Ingredients
(See gluten-free adaptation in Notes section below.)
- 1 medium yellow onion, chopped
- 1/2 teaspoon chopped garlic
- 1 cup ketchup
- 1/4 cup light brown sugar
- 3 tablespoons Worcestershire sauce
- 2 teaspoons Dijon mustard
- 1 teaspoon salt
- 1/2 cup water
- 3 pounds beef short ribs (bone-in)
- Fresh ground pepper
- 2 tablespoons vegetable, canola or other non-flavored oil
Instructions
- Make rib sauce: Whisk together the onion, garlic, catsup, brown sugar, Worcestershire sauce, mustard, salt and 1/2 cup water. Set aside.
- Sear ribs: If needed, cut the ribs into individual pieces (one bone per piece). Season ribs with salt and pepper. Heat oil in a large skillet over medium-high heat. Add ribs, meat side down, and cook until browned, about 4 to 5 minutes. Repeat with remaining sides for around 1 minute per side. Place in slow cooker, in one layer to the extent possible.
- Cook: Spoon or pour prepared onion mixture over top of the ribs, covering ribs completely.

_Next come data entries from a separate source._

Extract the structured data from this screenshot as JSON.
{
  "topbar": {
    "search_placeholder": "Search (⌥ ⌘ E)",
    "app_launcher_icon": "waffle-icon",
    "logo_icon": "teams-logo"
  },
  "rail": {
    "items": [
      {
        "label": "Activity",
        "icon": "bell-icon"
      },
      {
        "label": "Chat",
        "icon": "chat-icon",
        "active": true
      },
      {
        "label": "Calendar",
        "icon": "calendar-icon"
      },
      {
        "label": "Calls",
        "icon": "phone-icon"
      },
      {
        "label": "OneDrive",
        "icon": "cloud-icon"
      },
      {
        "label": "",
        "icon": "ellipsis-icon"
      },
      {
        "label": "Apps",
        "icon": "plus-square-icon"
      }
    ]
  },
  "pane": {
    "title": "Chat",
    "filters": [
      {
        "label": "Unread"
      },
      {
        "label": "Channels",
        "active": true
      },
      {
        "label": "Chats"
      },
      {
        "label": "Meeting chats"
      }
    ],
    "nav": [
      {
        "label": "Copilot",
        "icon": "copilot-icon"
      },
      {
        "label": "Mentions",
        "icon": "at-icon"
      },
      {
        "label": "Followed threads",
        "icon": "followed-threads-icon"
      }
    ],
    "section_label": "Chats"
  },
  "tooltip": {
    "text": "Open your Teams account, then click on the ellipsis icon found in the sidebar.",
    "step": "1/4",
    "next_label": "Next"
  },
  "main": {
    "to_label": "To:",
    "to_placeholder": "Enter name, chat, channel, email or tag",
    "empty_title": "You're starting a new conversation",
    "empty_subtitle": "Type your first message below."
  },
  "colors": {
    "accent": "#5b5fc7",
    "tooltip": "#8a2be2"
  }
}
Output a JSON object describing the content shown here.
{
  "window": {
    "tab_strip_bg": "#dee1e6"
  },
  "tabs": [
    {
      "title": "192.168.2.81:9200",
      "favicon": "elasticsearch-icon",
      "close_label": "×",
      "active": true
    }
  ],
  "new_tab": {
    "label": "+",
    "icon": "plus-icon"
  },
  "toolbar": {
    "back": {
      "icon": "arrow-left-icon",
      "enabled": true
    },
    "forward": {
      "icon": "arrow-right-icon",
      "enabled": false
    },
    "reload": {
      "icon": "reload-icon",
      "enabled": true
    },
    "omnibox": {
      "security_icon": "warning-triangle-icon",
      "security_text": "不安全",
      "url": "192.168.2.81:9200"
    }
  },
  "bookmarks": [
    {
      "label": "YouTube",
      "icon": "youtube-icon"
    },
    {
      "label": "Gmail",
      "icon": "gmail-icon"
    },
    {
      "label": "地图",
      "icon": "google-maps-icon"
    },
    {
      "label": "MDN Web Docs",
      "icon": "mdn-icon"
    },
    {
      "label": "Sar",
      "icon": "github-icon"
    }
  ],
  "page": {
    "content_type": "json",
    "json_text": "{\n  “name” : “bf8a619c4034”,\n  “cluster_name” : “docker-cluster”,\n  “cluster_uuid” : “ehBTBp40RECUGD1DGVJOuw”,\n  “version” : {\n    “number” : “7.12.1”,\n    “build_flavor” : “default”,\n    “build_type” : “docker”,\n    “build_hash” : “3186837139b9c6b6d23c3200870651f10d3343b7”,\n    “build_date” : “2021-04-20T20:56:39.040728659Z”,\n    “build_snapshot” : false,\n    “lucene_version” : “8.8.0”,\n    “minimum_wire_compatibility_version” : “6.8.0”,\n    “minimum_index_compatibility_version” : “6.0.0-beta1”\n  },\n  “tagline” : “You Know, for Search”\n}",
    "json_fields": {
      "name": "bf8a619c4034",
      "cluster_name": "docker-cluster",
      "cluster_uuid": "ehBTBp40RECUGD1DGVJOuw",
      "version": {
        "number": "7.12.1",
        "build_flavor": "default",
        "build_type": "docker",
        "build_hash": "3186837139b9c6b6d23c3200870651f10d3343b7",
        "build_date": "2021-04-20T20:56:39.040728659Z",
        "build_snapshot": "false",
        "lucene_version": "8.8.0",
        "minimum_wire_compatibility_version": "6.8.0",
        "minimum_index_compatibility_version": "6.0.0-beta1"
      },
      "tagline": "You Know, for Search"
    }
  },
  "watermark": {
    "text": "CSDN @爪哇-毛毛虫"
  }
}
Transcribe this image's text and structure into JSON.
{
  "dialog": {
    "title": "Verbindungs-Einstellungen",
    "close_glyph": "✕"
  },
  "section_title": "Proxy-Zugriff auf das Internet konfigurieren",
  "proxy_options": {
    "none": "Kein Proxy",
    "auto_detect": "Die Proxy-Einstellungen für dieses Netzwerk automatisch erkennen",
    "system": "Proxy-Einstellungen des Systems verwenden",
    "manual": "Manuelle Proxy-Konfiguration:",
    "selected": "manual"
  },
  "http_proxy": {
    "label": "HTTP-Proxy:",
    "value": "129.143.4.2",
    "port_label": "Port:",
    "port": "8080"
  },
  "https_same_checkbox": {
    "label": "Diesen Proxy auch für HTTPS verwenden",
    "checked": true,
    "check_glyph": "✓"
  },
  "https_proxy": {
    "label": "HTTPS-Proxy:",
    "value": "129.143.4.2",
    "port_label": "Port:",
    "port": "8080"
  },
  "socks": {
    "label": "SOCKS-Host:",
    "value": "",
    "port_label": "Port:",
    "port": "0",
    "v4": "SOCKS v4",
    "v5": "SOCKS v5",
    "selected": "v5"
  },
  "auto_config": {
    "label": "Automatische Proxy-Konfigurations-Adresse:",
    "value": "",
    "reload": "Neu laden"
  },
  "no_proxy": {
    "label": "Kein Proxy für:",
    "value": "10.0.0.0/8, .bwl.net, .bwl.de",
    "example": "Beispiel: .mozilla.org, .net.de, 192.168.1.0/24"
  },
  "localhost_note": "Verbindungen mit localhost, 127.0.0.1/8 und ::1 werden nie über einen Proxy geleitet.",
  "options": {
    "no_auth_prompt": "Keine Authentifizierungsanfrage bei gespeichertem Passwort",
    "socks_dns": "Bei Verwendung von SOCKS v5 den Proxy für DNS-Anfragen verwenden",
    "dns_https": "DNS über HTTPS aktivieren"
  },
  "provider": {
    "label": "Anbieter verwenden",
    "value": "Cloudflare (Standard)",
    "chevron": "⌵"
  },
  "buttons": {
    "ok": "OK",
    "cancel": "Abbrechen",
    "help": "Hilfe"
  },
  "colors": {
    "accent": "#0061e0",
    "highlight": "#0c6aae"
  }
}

Place cover on cooker and cook on low for 4 to 6 hours.
- Serve: Depending on the fattiness of your beef, you may need to spoon off some grease before serving. When serving, spoon sauce over ribs; pass any remaining sauce on the side.
Notes
Gluten free: Use gluten-free Worcestershire sauce.
Make ahead: Cool, put in a sealed container and refrigerate for up to 3 days. Bring to room temperature; place in a large sauce pan or dutch oven. Heat over medium heat until heated through, around 15 to 20 minutes.